Roadside
Traffic slowed, and halted. Travelers began exiting vehicles, shielding their eyes from sun, and straining to see ahead. The family joined onlookers at the roadside. Her daughter cartwheeling, her son examining rocks, Mom gazed down at the traffic. She turned back to the children. They were gone.
She’s Going to Camp
She's only eight. She has gone camping with family friends, but this is different. Five days, four nights away from home. Her eyes twinkle when she hears me read aloud her packing list. What to bring. What not to bring. She gets to bring cash for the camp store. It's just like the movies, except she won't meet her long lost twin, and they won't wear matching camp uniforms.

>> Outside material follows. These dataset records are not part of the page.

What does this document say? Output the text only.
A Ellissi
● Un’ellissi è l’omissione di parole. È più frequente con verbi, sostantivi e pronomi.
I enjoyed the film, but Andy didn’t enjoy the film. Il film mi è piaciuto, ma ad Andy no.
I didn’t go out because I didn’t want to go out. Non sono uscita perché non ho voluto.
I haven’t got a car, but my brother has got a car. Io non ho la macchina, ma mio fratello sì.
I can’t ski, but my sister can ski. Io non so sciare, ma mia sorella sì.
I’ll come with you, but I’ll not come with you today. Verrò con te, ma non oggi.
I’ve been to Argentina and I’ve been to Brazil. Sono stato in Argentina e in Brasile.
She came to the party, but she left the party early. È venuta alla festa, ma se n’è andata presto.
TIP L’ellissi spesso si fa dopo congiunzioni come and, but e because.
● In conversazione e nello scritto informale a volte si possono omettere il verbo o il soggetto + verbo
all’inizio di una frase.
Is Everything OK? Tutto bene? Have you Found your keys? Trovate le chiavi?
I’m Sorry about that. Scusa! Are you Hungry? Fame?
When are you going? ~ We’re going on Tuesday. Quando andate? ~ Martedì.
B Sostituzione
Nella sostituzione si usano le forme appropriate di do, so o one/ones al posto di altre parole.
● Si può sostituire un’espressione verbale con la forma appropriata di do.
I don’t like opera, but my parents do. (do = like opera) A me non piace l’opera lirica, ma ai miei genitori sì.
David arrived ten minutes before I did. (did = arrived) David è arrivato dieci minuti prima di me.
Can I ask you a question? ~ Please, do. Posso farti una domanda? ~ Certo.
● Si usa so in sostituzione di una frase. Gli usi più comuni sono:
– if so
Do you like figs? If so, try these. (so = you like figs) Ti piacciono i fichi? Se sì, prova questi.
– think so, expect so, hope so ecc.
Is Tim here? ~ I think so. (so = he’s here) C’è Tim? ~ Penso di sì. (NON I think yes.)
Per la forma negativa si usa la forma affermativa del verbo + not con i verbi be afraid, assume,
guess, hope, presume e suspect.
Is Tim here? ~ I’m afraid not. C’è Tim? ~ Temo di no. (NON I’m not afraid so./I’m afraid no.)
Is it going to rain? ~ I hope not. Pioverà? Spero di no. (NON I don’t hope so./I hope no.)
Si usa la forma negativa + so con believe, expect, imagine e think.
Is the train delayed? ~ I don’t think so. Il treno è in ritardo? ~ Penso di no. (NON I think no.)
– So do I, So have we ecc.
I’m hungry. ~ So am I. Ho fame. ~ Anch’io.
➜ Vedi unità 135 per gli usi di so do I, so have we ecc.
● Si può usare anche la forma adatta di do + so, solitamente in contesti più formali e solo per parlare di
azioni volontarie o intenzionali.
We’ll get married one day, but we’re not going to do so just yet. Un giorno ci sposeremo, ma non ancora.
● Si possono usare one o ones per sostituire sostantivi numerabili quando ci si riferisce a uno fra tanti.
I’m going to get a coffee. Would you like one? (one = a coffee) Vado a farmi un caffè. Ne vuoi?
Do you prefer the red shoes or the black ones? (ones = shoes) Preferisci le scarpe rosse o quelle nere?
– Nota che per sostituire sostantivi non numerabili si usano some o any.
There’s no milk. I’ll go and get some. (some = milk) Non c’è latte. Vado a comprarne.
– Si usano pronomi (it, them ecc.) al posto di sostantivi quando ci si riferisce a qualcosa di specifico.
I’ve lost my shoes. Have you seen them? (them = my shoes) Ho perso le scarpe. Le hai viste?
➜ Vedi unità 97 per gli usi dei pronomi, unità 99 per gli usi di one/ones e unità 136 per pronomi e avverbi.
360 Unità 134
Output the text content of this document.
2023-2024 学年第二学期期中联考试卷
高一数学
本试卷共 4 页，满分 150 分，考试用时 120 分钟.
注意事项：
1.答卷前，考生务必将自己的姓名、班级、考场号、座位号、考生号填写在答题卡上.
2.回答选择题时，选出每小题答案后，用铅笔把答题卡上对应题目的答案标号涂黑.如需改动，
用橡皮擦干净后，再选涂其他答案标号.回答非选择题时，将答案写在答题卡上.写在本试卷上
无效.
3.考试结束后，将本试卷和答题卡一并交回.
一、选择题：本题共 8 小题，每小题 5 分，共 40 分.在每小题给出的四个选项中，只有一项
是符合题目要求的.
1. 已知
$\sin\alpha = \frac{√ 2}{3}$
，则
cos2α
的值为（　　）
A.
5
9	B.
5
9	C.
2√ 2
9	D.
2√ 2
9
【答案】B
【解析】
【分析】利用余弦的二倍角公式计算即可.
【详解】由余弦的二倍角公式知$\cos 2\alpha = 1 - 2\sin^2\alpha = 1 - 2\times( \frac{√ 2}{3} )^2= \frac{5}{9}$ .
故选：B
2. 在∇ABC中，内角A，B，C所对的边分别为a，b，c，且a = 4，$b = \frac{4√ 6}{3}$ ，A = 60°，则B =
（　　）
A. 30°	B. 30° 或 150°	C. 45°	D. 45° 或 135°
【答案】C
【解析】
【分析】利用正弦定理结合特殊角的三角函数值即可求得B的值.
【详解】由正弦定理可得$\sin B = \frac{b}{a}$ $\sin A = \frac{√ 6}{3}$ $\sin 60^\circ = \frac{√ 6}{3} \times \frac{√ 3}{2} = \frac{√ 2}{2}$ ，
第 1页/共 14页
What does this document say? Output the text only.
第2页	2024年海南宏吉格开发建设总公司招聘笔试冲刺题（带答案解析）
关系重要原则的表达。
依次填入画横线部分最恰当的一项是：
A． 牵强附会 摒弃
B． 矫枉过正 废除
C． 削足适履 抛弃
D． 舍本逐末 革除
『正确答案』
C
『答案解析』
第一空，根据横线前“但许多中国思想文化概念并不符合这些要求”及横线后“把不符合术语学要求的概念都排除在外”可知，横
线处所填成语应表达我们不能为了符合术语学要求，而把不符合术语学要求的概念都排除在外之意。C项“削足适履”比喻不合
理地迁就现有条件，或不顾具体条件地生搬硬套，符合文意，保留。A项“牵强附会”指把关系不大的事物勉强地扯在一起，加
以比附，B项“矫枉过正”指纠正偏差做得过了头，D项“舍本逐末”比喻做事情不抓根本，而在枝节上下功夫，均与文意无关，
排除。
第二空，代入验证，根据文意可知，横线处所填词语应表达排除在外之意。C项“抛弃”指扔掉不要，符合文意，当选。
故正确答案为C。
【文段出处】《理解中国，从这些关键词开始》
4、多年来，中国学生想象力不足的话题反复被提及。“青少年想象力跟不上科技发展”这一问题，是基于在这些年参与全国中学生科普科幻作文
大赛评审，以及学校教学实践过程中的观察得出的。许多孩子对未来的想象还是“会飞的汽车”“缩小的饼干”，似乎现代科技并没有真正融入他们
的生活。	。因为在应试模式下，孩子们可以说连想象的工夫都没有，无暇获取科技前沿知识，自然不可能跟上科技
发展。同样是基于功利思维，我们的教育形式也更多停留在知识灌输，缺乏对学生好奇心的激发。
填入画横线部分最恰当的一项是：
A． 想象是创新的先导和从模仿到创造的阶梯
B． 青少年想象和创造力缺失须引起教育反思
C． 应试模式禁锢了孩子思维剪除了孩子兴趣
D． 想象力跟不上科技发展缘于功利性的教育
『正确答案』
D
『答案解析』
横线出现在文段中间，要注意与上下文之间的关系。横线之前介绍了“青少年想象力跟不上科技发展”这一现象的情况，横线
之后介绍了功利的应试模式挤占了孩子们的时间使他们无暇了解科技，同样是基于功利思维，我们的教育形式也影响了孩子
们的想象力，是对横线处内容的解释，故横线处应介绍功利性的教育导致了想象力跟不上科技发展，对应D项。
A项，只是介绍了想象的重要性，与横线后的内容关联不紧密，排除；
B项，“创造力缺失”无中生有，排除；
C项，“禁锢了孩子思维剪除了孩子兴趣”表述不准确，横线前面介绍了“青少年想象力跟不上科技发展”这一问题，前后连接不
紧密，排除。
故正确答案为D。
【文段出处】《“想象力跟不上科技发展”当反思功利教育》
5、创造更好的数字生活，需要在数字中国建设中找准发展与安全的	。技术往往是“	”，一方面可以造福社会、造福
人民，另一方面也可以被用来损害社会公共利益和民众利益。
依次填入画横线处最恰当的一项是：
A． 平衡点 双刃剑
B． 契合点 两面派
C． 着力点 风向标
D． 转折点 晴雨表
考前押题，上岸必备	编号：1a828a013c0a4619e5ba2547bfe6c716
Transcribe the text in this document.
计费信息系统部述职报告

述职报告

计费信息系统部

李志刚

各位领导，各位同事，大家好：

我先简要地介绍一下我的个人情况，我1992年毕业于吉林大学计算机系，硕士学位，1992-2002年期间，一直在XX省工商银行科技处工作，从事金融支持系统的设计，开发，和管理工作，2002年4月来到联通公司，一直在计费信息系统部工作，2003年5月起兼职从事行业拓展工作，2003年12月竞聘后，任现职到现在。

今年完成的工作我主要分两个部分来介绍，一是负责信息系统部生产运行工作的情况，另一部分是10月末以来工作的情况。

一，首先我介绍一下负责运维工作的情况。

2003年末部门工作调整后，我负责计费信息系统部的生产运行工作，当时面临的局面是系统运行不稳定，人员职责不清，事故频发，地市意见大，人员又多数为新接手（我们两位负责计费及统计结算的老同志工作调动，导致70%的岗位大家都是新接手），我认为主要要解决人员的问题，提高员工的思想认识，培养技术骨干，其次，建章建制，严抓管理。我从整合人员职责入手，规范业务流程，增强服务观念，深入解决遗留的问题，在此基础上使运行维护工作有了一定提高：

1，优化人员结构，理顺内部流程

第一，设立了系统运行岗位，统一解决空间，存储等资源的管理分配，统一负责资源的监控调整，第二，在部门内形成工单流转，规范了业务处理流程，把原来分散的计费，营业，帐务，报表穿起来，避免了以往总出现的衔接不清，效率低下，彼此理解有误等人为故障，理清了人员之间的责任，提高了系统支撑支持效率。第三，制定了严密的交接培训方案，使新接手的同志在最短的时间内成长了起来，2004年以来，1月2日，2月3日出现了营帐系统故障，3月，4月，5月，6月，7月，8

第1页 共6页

I want to be excited for her, and not let the mild terror show on my face. I want to instill her with a sense of adventure, excitement for memories to be made. But inside I am calculating how fast I can drive there if she needs me (if I need her). Inside I have some bubbling anxiety worrying if she will sleep alright, if she will make friends, if there's a mean girl, if she can keep her occasional bed wetting on the down low.
She is strong, hilarious, creative, and whip-smart. She will be more than fine. She will come home with stories. She will use all the words, because she has many. I will listen, smile, and laugh, and gradually let go of my white-knuckle concerns.
No More Lies for You
I stood in the kitchen shaking, staring at the patterned linoleum, and recognized my marriage was over. I had to be done excusing his lies, ignoring his addictions, allowing his selfishness to rule our relationship. Our children were napping. Blissfully unaware of the turmoil in the kitchen. Too small to recognize their father had been absent the past three days. Too innocent to discern his brokenness.
I called his phone, again, and left a firm and final message that he had to live somewhere else or go to treatment. That I loved him. That he can't deal and do drugs in our home with an infant and preschooler. I also texted him. A long message with all the same firmness and finality. Even in this tough-love-Mama-has-to-do-what's-right-not-what's-easy, I just knew he would choose treatment. In all of our years together, he always chose healing and moving forward. I always enabled him. But his little codependent was done helping him do the bare minimum. Just enough to get me off his back. Just enough to let him continue in his sickness. One foot in recovery. The other knee deep in his illness.
Although he did not reply to either message, I knew what was next and I began heaving his belongings into the garage. His clothes, his disc golf bag, his books he never finished reading, his WWII documentaries my Mom gave him. The sobbing subsided the more of him I threw out the door. I began to feel in control of my life, the life of the kiddos and I. I began to realize we did not have to stay in his wake. We could thrive.